Dimanche, 28 juillet 2024-Depuis un certain temps, la Société Nationale d’Electricité (SNEL) ayant seule le monopole respectivement de la production, la distribution et la commercialisation de l’énergie électrique en République Démocratique du Congo, a de plus en plus du mal à desservir normalement sa clientèle sans cesse croissante en électricité.
Cette situation déplorable est tout simplement due à une calamité naturelle caractérisée par l’étiage que connaît le fleuve Congo dont le niveau d’eau a sensiblement baissé de 6 mètres.
Suite à ce qui précède, quelques turbines au niveau du barrage hydroélectrique d’Inga, situé dans la province du Kongo Central, sont présentement à l’arrêt avec toutes les conséquences néfastes que cela entraîne dans le fonctionnement de cet ouvrage revêtant une importante particulière dans l’économie de la République Démocratique du Congo.
C’est ce qui justifie la mission effectuée le week-end dernier, à Inga, par le Directeur du Département de la production de la Snel, l’Ir. Henri Matab-a-Muteb, pour se rendre personnellement compte de la situation.
Sur place, l’homme a constaté avec beaucoup d’amertume qu’à Inga 1, sur les 6 turbines avec lesquelles cette Centrale se serve dans la fourniture du courant électrique, 5 seulement sont aujourd’hui opérationnelles.
L’une d’entre elles, c’est-à-dire celle du G 16 avec 50 mégawatts, ayant été momentanément mise en pause.
A Inga 2, par contre, sur les 8 qu’il compte, 6 sont en marche. Les 2 autres, soit celle du G 23 avec 90 mégawatts ainsi que celle du G 26 avec 150 mégawatts, ont été suspendues temporairement suite à la baisse des eaux du fleuve Congo qui ne leur permettent plus à tourner correctement.
La suspension de fonctionnement de ces trois turbines ci-haut citées faisant au total, à elles seules, 290 mégawatts, entraîne cependant des répercussions notamment sur Kinshasa où le 2/3 de la ville, lorsqu’on se réfère à la quantité de puissance qu’on lui attribue quotidiennement, est pratiquement plongé dans le noir et ce, jusqu’à nouvel ordre.

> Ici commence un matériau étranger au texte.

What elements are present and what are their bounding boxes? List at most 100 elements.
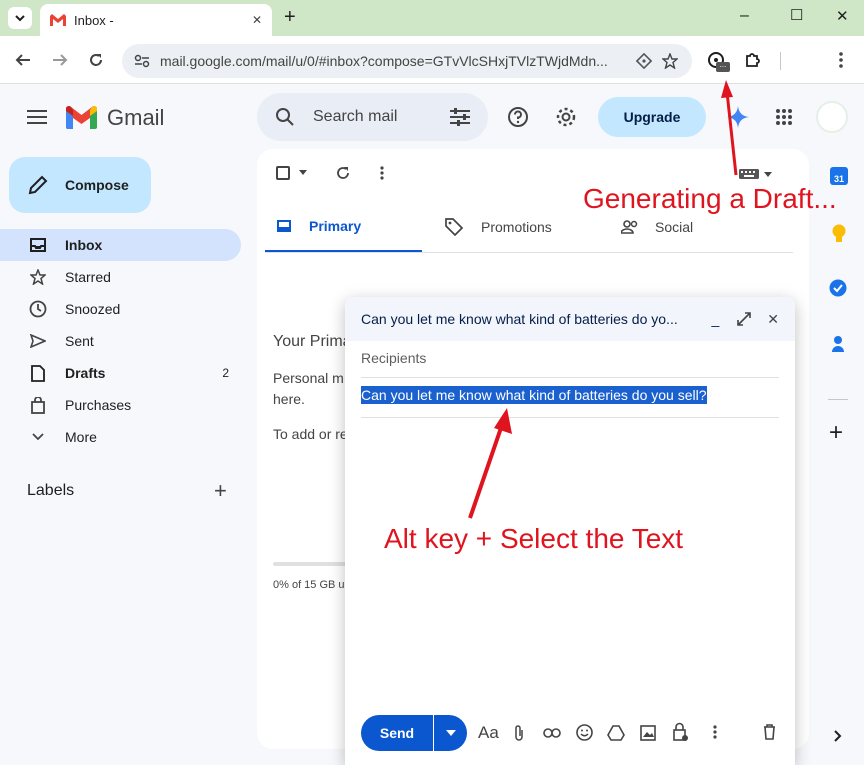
chevron-down-icon: [15, 15, 25, 22]
discard-draft-icon[interactable]: [763, 724, 776, 740]
side-panel-divider: [828, 399, 848, 400]
tab-primary[interactable]: Primary: [265, 201, 422, 253]
input-dropdown-icon[interactable]: [764, 172, 772, 177]
sidebar-item-label: Snoozed: [65, 301, 121, 317]
keep-bulb-icon[interactable]: [832, 224, 846, 244]
select-dropdown-icon[interactable]: [299, 170, 307, 175]
install-app-icon[interactable]: [636, 53, 652, 69]
formatting-options-button[interactable]: Aa: [478, 723, 499, 743]
refresh-icon[interactable]: [336, 166, 350, 180]
search-icon[interactable]: [275, 107, 295, 127]
tab-promotions[interactable]: Promotions: [445, 201, 605, 253]
window-minimize-button[interactable]: –: [740, 7, 749, 25]
new-tab-button[interactable]: +: [284, 6, 296, 29]
reload-icon[interactable]: [88, 52, 104, 68]
tabs-divider: [265, 252, 793, 253]
url-text: mail.google.com/mail/u/0/#inbox?compose=…: [160, 53, 608, 69]
inbox-icon: [30, 238, 46, 252]
address-bar[interactable]: mail.google.com/mail/u/0/#inbox?compose=…: [122, 44, 692, 78]
keyboard-input-icon[interactable]: [739, 169, 759, 179]
empty-state-line2: here.: [273, 391, 305, 407]
sidebar-item-snoozed[interactable]: Snoozed: [0, 293, 241, 325]
browser-tab-inbox[interactable]: Inbox - ✕: [40, 4, 272, 36]
extension-draft-icon[interactable]: ...: [708, 52, 732, 76]
site-settings-icon[interactable]: [134, 54, 150, 68]
tab-close-icon[interactable]: ✕: [252, 13, 262, 27]
sidebar-item-sent[interactable]: Sent: [0, 325, 241, 357]
recipients-field[interactable]: Recipients: [361, 350, 779, 378]
search-bar[interactable]: Search mail: [257, 93, 488, 141]
gemini-sparkle-icon[interactable]: [727, 106, 749, 128]
add-addon-icon[interactable]: +: [829, 419, 843, 447]
minimize-icon[interactable]: _: [711, 311, 719, 327]
storage-bar: [273, 562, 353, 566]
tasks-check-icon[interactable]: [829, 279, 847, 297]
select-all-checkbox[interactable]: [276, 166, 290, 180]
tab-primary-label: Primary: [309, 217, 362, 234]
inbox-tab-icon: [277, 219, 291, 232]
caret-down-icon: [445, 730, 456, 736]
insert-photo-icon[interactable]: [640, 725, 656, 741]
tab-promotions-label: Promotions: [481, 219, 552, 235]
empty-state-title: Your Prima: [273, 333, 352, 350]
upgrade-button[interactable]: Upgrade: [598, 97, 706, 137]
gmail-logo-text: Gmail: [107, 105, 165, 130]
back-arrow-icon[interactable]: [15, 52, 31, 68]
tag-icon: [445, 218, 463, 236]
drafts-count: 2: [222, 366, 229, 380]
insert-link-icon[interactable]: [543, 728, 561, 738]
compose-header[interactable]: Can you let me know what kind of batteri…: [345, 297, 795, 341]
more-compose-options-icon[interactable]: [713, 725, 717, 739]
sidebar-item-label: Inbox: [65, 237, 103, 253]
bookmark-star-icon[interactable]: [662, 53, 678, 69]
sidebar-item-starred[interactable]: Starred: [0, 261, 241, 293]
help-icon[interactable]: [507, 106, 529, 128]
compose-button[interactable]: Compose: [9, 157, 151, 213]
expand-icon[interactable]: [737, 312, 752, 326]
people-icon: [621, 220, 638, 234]
search-options-icon[interactable]: [450, 108, 470, 126]
window-maximize-button[interactable]: ☐: [790, 6, 803, 24]
compose-title: Can you let me know what kind of batteri…: [361, 311, 678, 327]
star-icon: [30, 269, 46, 285]
tab-search-button[interactable]: [8, 7, 32, 29]
extensions-puzzle-icon[interactable]: [744, 51, 762, 69]
send-button-group: Send: [361, 715, 467, 751]
message-body[interactable]: [361, 427, 779, 697]
settings-gear-icon[interactable]: [555, 106, 577, 128]
browser-tab-strip: Inbox - ✕ + – ☐ ✕: [0, 0, 864, 36]
main-menu-icon[interactable]: [27, 109, 47, 125]
more-options-icon[interactable]: [380, 166, 384, 180]
emoji-icon[interactable]: [576, 724, 593, 741]
sidebar-item-more[interactable]: More: [0, 421, 241, 453]
window-close-button[interactable]: ✕: [836, 7, 849, 25]
gmail-logo-icon[interactable]: [66, 106, 97, 129]
sidebar-item-purchases[interactable]: Purchases: [0, 389, 241, 421]
google-drive-icon[interactable]: [607, 725, 625, 741]
subject-selected-text: Can you let me know what kind of batteri…: [361, 386, 707, 404]
browser-toolbar: mail.google.com/mail/u/0/#inbox?compose=…: [0, 36, 864, 84]
gmail-favicon-icon: [50, 14, 66, 26]
close-compose-icon[interactable]: ✕: [767, 311, 779, 328]
storage-text: 0% of 15 GB u: [273, 579, 345, 591]
subject-field[interactable]: Can you let me know what kind of batteri…: [361, 386, 779, 418]
tab-title: Inbox -: [74, 12, 114, 28]
compose-label: Compose: [65, 177, 129, 193]
sidebar-item-drafts[interactable]: Drafts 2: [0, 357, 241, 389]
google-apps-icon[interactable]: [776, 109, 792, 125]
search-input[interactable]: Search mail: [313, 108, 450, 126]
attach-file-icon[interactable]: [514, 724, 524, 742]
send-button[interactable]: Send: [361, 715, 433, 751]
clock-icon: [29, 300, 47, 318]
send-options-button[interactable]: [434, 715, 467, 751]
add-label-icon[interactable]: +: [214, 478, 227, 504]
annotation-generating-draft: Generating a Draft...: [583, 183, 837, 214]
confidential-mode-icon[interactable]: [672, 722, 688, 742]
sidebar-item-inbox[interactable]: Inbox: [0, 229, 241, 261]
chrome-menu-icon[interactable]: [838, 50, 844, 70]
draft-file-icon: [31, 364, 45, 382]
contacts-person-icon[interactable]: [832, 335, 844, 353]
side-panel-toggle-icon[interactable]: [834, 730, 842, 742]
account-avatar[interactable]: [816, 101, 848, 133]
forward-arrow-icon[interactable]: [52, 52, 68, 68]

Ce sont donc là, dixit le responsable du Département de la production de la Snel, les conséquences de la nature difficilement évitable.
Faudrait-il alors laisser perdurer davantage cette situation ? La réponse à cette question, selon le Directeur Général Fabrice Losenge, est non.
C’est dans ce cadre précis a-t-il jugé opportun de mettre à contribution le peu d’expertises managériales longtemps acquises pour donner des instructions à l’équipe de sa Direction de la production Ouest qui, pour l’heure, travaille d’arrache-pied 24 heures sur 24.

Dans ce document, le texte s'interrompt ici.